23 May, 2014

Thus ends another week

Today was vinyasa with Elizabeth.

I raced out of work to make sure I arrived at this class on time. It has been a difficult week, with lots of ambiguity and churn, which are exactly the types of things that throw me out of balance. Somehow, in the midst of the off-the-mat chaos, I have been starting to find a good place on the mat again. The yoga, which hurt for several weeks, and was finding little focus, and less motivation, is making a comeback. I find myself wanting to go that extra day rather than taking that extra day off.

Today, there were some strange sequences in class. She did it on purpose, and it was about taking us out of the expected. We spent a lot of time on one leg at a time, and I could really feel the fatigue in my standing leg. On the second round of Eagle pose, which I guess I hadn't expected, I found myself really start to lose my balance, and the wrapping of the parts was becoming unraveled.

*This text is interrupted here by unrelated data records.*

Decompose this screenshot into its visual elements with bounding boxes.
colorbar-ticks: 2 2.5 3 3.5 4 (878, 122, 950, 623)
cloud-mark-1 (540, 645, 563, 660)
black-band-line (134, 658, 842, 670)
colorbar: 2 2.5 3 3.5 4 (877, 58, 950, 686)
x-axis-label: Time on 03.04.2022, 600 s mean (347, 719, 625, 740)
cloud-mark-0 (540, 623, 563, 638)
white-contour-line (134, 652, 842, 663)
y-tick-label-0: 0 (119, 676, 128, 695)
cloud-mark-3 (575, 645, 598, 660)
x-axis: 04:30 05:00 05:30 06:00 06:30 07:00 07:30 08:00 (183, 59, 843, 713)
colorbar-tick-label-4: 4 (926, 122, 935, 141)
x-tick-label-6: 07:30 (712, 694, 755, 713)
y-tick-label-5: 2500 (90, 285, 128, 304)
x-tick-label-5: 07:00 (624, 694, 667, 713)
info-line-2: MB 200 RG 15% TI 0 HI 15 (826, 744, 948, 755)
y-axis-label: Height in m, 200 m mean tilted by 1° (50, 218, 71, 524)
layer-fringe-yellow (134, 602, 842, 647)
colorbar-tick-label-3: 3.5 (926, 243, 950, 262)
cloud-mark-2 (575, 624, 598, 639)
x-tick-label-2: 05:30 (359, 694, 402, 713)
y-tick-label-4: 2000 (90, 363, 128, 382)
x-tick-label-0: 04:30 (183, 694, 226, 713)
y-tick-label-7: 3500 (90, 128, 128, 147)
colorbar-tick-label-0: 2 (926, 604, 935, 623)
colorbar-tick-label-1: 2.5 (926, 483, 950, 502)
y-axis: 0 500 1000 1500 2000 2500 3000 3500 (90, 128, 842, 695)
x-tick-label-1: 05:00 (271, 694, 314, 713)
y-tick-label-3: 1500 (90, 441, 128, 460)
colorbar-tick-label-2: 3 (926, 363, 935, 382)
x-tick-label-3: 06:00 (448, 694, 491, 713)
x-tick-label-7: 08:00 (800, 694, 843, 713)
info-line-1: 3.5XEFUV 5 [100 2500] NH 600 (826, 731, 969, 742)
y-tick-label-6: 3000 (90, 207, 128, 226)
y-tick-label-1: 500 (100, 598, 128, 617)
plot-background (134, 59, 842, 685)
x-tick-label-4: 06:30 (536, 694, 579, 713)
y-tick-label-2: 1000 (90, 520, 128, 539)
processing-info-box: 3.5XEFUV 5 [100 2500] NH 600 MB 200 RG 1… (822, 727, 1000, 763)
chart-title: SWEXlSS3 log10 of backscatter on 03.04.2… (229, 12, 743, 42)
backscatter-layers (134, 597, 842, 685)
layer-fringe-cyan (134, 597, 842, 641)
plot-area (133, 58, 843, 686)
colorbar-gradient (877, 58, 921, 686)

All of a sudden, a wave of emotion hit me, and I started to cry, and really felt myself coming apart. I don't know what the trigger was. I think it might have been this sense of being unable to hold it all together. The Eagle pose is all about keeping things so wrapped up and focused, and it was just disintegrating. And the emotions of inadequacy, and self-disappointment hit me in that moment. It disappeared almost as quickly as it arose, and then I couldn't even get back to that feeling.

In class today, I found myself able to do Half Moon, looking up toward the ceiling (on one side) for the first time in a long time. I had practically stopped trying to do it, for a long time, because it had not felt like an option.

I've also been pushing myself more to do Wheel poses lately. And trying not to stop doing the work near the end of class.

It's too bad that "better on the mat" doesn't translate directly into "better off the mat." I am seeing low correlation between the two.